MF
1623–1698 · Selby, Yorkshire

Mary Fisher

Servant Girl Who Addressed the Ottoman Sultan

The love of God constrained me to go. — Mary Fisher

Life & Ministry

1623

Born in Yorkshire

Born into poverty in Selby, Yorkshire. She worked as a domestic servant in the household of Richard Tomlinson before encountering the Quaker movement.

1651

Convinced by Fox's Ministry

Among the very earliest women converted in Yorkshire during Fox's first great northern campaign. She immediately felt called to public ministry — an extraordinary step for a servant girl in seventeenth-century England.

1652

Early Preaching and Imprisonment

Began public preaching in the north of England. Imprisoned at York Castle for sixteen months for speaking in a church, one of the earliest of thousands of Quaker imprisonments.

1653

Whipped at Cambridge

Traveled to Cambridge with Elizabeth Williams to preach to university students. The mayor had them publicly stripped to the waist and whipped through the streets — a punishment that shocked many and drew sympathy to the Quaker cause.

1655

Mission to Barbados

Sailed to Barbados as part of the first Quaker mission to the Caribbean, helping establish the movement in the West Indies before continuing north to New England.

1655

Imprisoned and Deported from Boston

Arrived in Boston with Ann Austin — the first Quakers to reach Massachusetts. Governor Endicott ordered their books burned, had them strip-searched for marks of witchcraft, imprisoned them for five weeks, and deported them. Their treatment galvanized Quaker resolve to return.

1657

Journey to the Ottoman Empire

Left England on a remarkable solo mission to deliver the Quaker message to the Ottoman Sultan. She traveled through the Mediterranean, likely via Venice and Smyrna, making her way overland to the Sultan's camp at Adrianople.

1658

Audience with Sultan Mehmed IV

Received at the Sultan's court at Adrianople with full diplomatic courtesy. Mehmed IV listened to her message through interpreters and told her she was welcome to stay. She reported that the Sultan 'was very noble unto me' — a sharp contrast to her treatment in Christian England and Massachusetts.

1662

Marriage to William Bayly

Married fellow Quaker minister William Bayly, a former sea captain who had been convinced by Fox. Bayly was a vigorous preacher who would be imprisoned multiple times for his faith.

1678

Marriage to John Cross

After William Bayly's death, married John Cross, a Quaker planter in South Carolina.
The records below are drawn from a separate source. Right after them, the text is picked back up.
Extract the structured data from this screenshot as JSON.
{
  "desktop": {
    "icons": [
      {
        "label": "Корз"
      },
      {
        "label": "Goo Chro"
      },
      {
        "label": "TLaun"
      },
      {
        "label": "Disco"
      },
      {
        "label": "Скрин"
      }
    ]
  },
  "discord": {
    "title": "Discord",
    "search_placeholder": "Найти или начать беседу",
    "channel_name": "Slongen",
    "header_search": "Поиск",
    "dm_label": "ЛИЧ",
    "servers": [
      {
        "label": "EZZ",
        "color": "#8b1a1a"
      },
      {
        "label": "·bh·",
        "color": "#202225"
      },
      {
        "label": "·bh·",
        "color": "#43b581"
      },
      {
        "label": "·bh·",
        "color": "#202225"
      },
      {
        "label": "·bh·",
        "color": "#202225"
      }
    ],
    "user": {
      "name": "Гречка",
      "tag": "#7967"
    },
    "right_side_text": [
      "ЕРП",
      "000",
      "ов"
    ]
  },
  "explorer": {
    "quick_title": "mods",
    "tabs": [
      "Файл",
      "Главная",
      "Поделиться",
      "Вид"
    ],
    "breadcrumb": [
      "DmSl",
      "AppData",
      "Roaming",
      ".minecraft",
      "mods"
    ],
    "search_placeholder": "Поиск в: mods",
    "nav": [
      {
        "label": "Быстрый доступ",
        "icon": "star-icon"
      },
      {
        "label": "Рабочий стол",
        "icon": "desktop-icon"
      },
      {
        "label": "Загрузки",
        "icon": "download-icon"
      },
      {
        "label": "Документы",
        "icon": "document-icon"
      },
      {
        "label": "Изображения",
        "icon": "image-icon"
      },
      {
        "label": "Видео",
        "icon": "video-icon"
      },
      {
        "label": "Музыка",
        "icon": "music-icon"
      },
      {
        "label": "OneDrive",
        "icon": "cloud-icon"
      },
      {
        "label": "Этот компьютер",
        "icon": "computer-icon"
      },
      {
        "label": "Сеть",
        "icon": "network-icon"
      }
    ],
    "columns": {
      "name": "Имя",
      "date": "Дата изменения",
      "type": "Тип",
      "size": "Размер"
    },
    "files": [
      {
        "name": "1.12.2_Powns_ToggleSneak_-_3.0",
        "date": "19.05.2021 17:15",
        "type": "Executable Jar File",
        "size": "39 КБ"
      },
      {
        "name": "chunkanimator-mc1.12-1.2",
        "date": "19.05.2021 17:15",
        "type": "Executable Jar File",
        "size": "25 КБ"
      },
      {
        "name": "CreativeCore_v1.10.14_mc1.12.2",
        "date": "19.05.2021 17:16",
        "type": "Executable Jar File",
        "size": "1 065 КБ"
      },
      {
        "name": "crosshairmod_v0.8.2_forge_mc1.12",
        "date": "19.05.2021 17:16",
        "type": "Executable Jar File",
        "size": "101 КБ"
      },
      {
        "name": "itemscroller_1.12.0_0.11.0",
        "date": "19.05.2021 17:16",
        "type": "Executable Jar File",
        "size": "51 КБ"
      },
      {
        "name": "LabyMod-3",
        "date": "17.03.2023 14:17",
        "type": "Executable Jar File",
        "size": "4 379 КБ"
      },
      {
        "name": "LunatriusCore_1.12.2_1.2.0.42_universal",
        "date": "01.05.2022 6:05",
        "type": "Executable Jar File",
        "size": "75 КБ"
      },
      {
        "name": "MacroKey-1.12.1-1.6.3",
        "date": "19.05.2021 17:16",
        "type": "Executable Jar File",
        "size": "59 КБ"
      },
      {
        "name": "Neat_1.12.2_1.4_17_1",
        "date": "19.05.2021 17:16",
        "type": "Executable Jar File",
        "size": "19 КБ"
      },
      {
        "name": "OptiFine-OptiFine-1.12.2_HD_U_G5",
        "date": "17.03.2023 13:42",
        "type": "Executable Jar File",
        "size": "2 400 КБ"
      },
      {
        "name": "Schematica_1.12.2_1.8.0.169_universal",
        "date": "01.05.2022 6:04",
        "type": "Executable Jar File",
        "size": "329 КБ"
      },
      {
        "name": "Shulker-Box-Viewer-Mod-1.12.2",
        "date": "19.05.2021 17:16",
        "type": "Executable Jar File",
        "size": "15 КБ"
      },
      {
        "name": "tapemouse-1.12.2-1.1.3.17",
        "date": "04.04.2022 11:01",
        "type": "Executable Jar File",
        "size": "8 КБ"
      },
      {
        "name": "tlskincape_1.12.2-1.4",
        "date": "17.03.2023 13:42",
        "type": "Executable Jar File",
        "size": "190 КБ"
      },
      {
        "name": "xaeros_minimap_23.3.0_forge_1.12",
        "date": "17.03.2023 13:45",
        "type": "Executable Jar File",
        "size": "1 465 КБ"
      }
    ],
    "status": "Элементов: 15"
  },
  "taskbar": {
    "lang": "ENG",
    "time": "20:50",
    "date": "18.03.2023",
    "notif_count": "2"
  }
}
Settled in Charleston, becoming part of the growing colonial Quaker community in the southern colonies.

1692

Life in Colonial Carolina

Living in Charleston, South Carolina, as a respected elder. The Carolina colony offered more religious tolerance than New England, and Fisher spent her final years in relative peace after decades of persecution and travel.

1698

Death in South Carolina

Died in Charleston, South Carolina, at approximately seventy-five years of age. From Yorkshire servant girl to global missionary to colonial settler, her life arc was one of the most extraordinary in early Quaker history.

Available Works

Letters and Testimonies

Proposed

Her surviving letters and accounts of her travels, including the extraordinary journey to the Ottoman court. Fisher left relatively few written works, but her accounts circulated widely and inspired generations of Quaker missionaries.

Account of the Journey to Turkey

In Research

Fisher's own account of her mission to Sultan Mehmed IV, preserved in early Quaker records. One of the most remarkable documents of cross-cultural religious encounter in the seventeenth century.

Testimony Concerning Her Boston Imprisonment

In Research

Accounts of the first Quaker mission to Massachusetts in 1655 — Fisher and Ann Austin's arrest, strip-search, book-burning, imprisonment, and deportation — which became foundational to the Quaker narrative of suffering.